The Buffs, said Boyle, have to be consistently better with their spacing, execution and decisions. But he added, "Again, there were possessions where we made great decisions and had great spacing. But it's kind of like where we were with our defense: you've got great defensive possessions, but you don't guard for 40 minutes.
"We guarded for 40 minutes (Wednesday) night. We didn't rebound, but we guarded. Our first-shot defense was terrific; we held them to 33 percent and we'll take that every night of the week. But those 15 offensive rebounds . . .
"Offensively, it's the same thing. We had some great possessions, but we had a lot of empty possessions, some where we never got a shot off and silly turnovers. So spacing, screening, patience, a lot of our shot selection . . ."
Although the Buffs finished the night with six assists, tying a season low, Boyle wasn't displeased by their attempts at sharing: "We're trying to share the ball, although our assists don't look like it. But we tried to share it. It's just decision making."
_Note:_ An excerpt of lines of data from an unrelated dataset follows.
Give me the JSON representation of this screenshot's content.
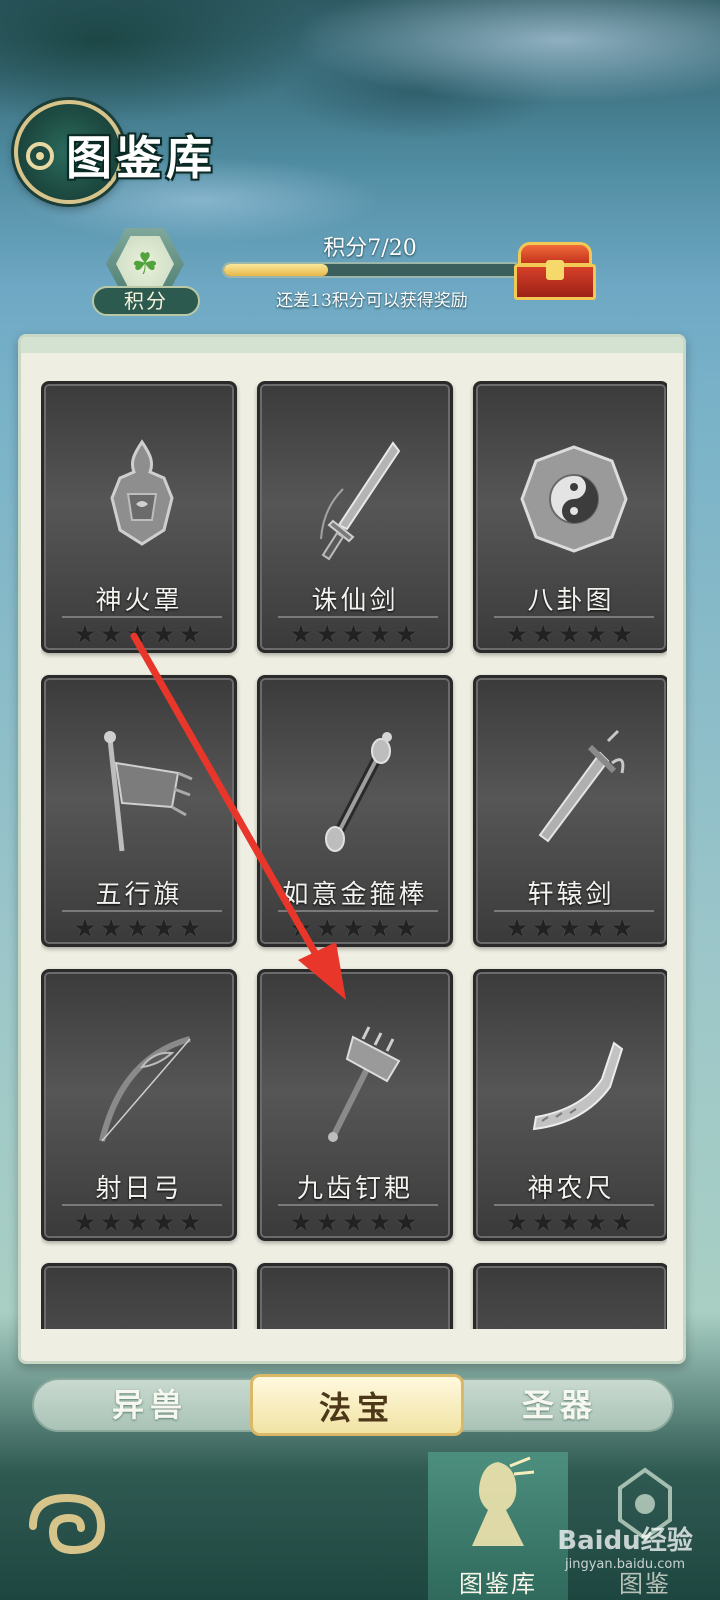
{
  "header": {
    "title": "图鉴库"
  },
  "points": {
    "label": "积分",
    "progress_text": "积分7/20",
    "current": 7,
    "total": 20,
    "progress_fraction": 0.35,
    "hint": "还差13积分可以获得奖励"
  },
  "cards": [
    {
      "name": "神火罩",
      "stars": "★★★★★",
      "icon": "shield-icon"
    },
    {
      "name": "诛仙剑",
      "stars": "★★★★★",
      "icon": "sword-icon"
    },
    {
      "name": "八卦图",
      "stars": "★★★★★",
      "icon": "bagua-icon"
    },
    {
      "name": "五行旗",
      "stars": "★★★★★",
      "icon": "flag-icon"
    },
    {
      "name": "如意金箍棒",
      "stars": "★★★★★",
      "icon": "staff-icon"
    },
    {
      "name": "轩辕剑",
      "stars": "★★★★★",
      "icon": "sword-icon"
    },
    {
      "name": "射日弓",
      "stars": "★★★★★",
      "icon": "bow-icon"
    },
    {
      "name": "九齿钉耙",
      "stars": "★★★★★",
      "icon": "rake-icon"
    },
    {
      "name": "神农尺",
      "stars": "★★★★★",
      "icon": "ruler-icon"
    }
  ],
  "tabs": [
    {
      "label": "异兽",
      "active": false
    },
    {
      "label": "法宝",
      "active": true
    },
    {
      "label": "圣器",
      "active": false
    }
  ],
  "bottom_nav": {
    "active_label": "图鉴库",
    "second_label": "图鉴"
  },
  "watermark": {
    "main": "Baidu经验",
    "sub": "jingyan.baidu.com"
  },
  "colors": {
    "annotation_arrow": "#e8362a",
    "accent_gold": "#d7c48a",
    "progress_fill": "#e6b84a"
  }
}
That might be passed off as one of the characteristics of a team that mostly plays one senior, a junior and then first- and second-year players. But Boyle isn't going to lean on the youth factor. Why?
"Because we've proven we can do it," he said. "But it gets back to league play and the margin for error shrinks. And we're still playing like we're playing against Wofford or Northern Arizona or Hartford. That margin for error is a little wider. Against Washington it's a lot slimmer."
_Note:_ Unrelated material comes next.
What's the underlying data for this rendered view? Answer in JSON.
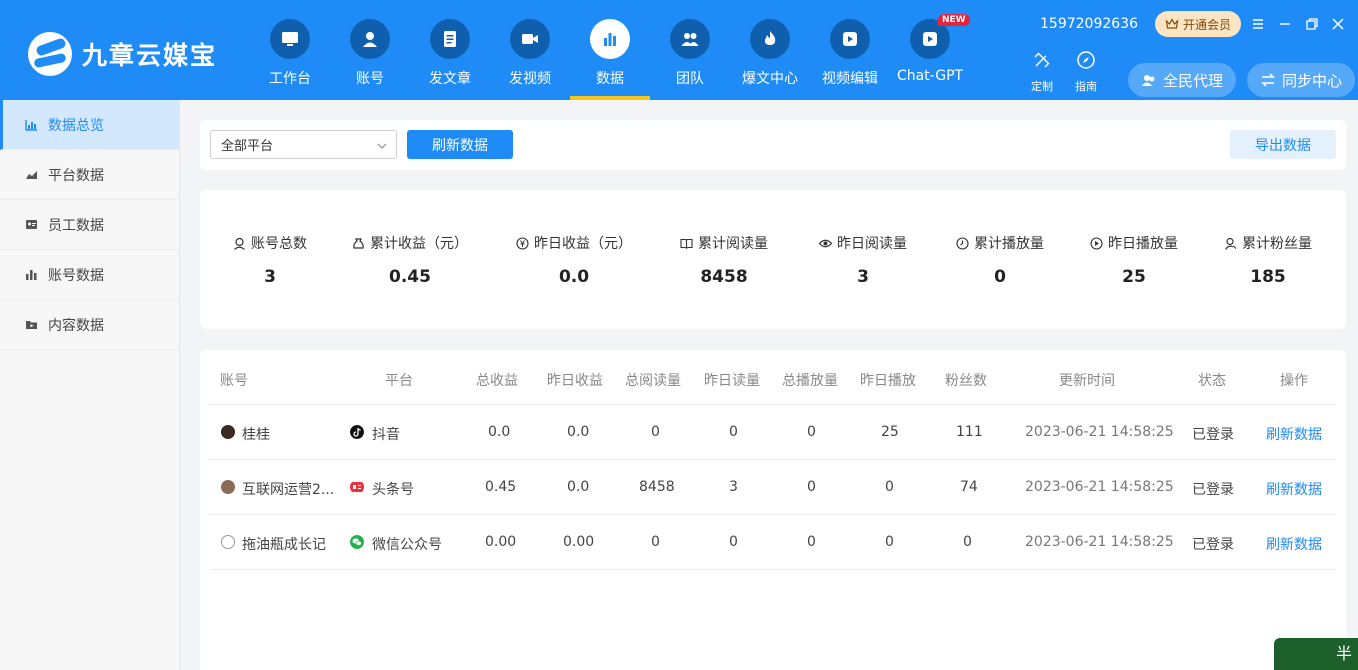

Boyle isn't expecting the margin to be that much wider Saturday night at Wazzu, although the Cougars have the same number of wins as the Buffs in Pac-12 play. On the same night CU was losing at Washington, Washington State defeated Utah 75-65 for its first conference win (1-3, 10-7).
At 1-4 in league play, the Buffs aren't yet buried in the conference standings. But junior wing Andre Roberson said the loss to the Huskies makes Saturday's game "very critical. I don't think anybody on the team wants to be 1-5. We know what we have to do; Saturday is a must win."
Not many among the traveling party - particularly Boyle - are peeking past Pullman, but we'll do it for him. Having already played two of the three league's undefeated teams (UW, UCLA) and then-unbeaten Arizona in their league opener, the Buffs now begin a stretch of the schedule that could offer an assist in the digging out process.
After the visit to WSU, CU comes home next week to play Stanford (Thursday, 8 p.m.) and California (Sunday, 1:30 p.m.) before traveling to Utah the following Saturday to open a new month. If the Buffs can get past their road difficulties this weekend, the potential is there to pull even in the conference standings with a pair of home wins next week.
But they'll have to be more patient and potent offensively to reach .500. Boyle's defensive message seems to have sunk in - at least for one night in Seattle. "I think we bucked up on defense and showed we have some fight in us," Scott said. "That was good. We just want to shoot the ball better."
Added Roberson: "We stepped it up big time on the defensive end . . . we just didn't get the rebounds when it mattered and we didn't make the tough stops . . . we're right there. We took a step forward (Wednesday), but we came up on the short end. The next game is real critical; if we can get that game and get two home wins, we can definitely get on a streak."